Minister hopes US would resume GSP facility in 6 months
Readymade garments sector leaders and researchers at a roundtable on Sunday said it was high time to work with the buyers and retailers of the RMG products on the compliance issue to ensure safe and proper working condition for the garment workers.
At the roundtable ‘Garment Sector of Bangladesh: Prospect, Problems, Challenges and Way out’ organised by Shippers Council Bangladesh at the Daily Star conference hall in the city, they said compliance with some social issues improved in the garment sector in the last one decade but the infrastructural compliance did not improve properly.
Civil aviation and tourism minister Mohammad Faruk Khan said the garment sector faced huge infrastructural problem due to its rapid growth.
‘We are hopeful that the USA would resume the GSP facility for Bangladesh within the next six months.’
Faruk Khan said the US decision might be an outcome of a conspiracy as Bangladesh was in competition with a number of countries in the sector.
Bangladesh Garment Manufacturers and Exporters Association president Atiqul Islam said, ‘We are improving labour standard as well as the compliance day by day.’
High interest rate of bank loans and high price of land are the main problems in relocating the non-compliant factories to the industrial zone after making them compliant, he said.
Atiq said the suspension of GSP facility in the US market was an outcome of a conspiracy and an overreaction of the USA to the working condition in Bangladesh.
‘We have to work with all other stakeholders to resolve the current crisis in the RMG sector.’
Khondaker Golam Moazzem, additional research director of the Centre for Policy Dialogue, pointed out seven major challenges for the readymade garment sector including unmatched growth of export order and complaint standard, weakness in physical infrastructure, institutional weakness, misconception about cost for maintaining compliance and slow progresses in workers safety and security issue in the keynote paper.
He said that ensuring workers rights particularly workplace safety and trade union rights would be considered to be important to address the challenges.

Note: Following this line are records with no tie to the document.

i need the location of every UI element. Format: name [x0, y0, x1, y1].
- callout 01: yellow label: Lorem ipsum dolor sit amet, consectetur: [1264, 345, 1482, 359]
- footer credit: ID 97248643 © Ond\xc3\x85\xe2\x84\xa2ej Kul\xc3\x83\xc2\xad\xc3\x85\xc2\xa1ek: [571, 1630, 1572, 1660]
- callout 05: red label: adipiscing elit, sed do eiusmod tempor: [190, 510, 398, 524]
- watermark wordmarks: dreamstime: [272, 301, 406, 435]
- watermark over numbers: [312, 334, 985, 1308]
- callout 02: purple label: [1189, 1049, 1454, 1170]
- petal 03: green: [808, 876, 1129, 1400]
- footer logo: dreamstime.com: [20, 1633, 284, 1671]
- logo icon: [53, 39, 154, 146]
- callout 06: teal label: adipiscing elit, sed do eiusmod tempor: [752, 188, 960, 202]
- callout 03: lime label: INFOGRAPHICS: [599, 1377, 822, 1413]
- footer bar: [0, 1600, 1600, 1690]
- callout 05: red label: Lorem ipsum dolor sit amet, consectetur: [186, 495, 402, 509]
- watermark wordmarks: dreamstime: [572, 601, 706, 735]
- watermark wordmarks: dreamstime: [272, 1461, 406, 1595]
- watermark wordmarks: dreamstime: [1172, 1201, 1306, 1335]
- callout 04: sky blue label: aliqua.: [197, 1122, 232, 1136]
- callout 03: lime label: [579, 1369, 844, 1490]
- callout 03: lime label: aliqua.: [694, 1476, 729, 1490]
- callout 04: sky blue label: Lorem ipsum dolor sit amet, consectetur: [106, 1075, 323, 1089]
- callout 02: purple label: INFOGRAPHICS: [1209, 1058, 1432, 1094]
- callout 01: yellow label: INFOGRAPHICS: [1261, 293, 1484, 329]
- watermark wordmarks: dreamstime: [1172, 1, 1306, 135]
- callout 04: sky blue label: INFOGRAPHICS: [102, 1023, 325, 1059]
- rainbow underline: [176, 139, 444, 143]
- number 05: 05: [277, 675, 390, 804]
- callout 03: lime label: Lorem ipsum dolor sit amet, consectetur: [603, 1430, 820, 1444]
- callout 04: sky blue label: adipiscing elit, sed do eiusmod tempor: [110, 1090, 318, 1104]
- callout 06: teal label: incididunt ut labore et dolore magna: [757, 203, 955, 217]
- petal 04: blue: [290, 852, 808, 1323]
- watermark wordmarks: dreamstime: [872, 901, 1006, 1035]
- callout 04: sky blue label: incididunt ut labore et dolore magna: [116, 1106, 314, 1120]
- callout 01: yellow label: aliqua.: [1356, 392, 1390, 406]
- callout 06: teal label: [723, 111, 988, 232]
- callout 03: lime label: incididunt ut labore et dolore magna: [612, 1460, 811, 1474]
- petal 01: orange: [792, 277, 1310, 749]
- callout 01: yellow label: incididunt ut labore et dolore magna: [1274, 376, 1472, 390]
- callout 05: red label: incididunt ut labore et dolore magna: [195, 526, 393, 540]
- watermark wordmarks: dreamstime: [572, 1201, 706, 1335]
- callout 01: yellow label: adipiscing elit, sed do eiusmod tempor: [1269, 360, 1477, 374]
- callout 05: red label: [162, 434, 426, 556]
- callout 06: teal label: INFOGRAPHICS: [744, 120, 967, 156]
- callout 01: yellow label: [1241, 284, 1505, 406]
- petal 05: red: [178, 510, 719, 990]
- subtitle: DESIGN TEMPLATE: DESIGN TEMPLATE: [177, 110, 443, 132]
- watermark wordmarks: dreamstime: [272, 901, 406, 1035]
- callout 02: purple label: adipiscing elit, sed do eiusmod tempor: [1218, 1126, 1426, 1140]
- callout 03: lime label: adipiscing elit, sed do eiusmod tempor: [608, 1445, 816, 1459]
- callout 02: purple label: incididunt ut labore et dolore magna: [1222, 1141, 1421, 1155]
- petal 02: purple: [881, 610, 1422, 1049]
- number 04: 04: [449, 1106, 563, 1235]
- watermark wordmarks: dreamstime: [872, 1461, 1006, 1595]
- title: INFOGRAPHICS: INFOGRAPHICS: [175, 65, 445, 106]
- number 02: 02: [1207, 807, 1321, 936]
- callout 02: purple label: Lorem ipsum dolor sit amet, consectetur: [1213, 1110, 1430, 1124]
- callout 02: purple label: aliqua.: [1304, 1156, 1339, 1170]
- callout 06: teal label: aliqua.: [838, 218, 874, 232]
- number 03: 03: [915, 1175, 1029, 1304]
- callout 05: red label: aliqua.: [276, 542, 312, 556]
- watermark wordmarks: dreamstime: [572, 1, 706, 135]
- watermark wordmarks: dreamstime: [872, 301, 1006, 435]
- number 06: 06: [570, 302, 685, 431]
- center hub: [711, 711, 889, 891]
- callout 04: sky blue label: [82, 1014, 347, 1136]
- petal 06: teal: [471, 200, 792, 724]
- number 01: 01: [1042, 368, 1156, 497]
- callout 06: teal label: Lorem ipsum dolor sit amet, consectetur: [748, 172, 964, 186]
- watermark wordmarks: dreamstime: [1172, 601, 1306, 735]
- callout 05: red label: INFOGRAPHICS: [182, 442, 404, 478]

Moazzem suggested that non-complaint and risky factories should be identified immediately and to give them a timeframe for taking necessary steps in this regard.
Economist MM Akash said he did not think that the country’s garment sector was in risk, rather it was under threat of risk.
He said, ‘The sector will face risk if the workers take streets for their wages and benefits, political turmoil and frequent hartal take place and the major export destination EU suspends GSP facility for Bangladesh.’
Bangladesh Institute of Development Studies senior research fellow Nazneen Ahmed said alongside long-term action plan the government and the BGMEA should implement short-term plan including wage hike.
She suggested that the government and the factory owners should work with the buyers on the compliance issue.
Shippers Council of Bangladesh chairman Nasiruddin Ahmed Chowdhury, vice-chairman Md Rezaul Karim, former president of Chittagong Chamber of Commerce and Industry Farid Ahmed Chowdhury, Jatiya Shromik Jote president Shirin Akhter and Sammilita Garment Sramik Federation president Nazma Akhter also spoke on the occasion.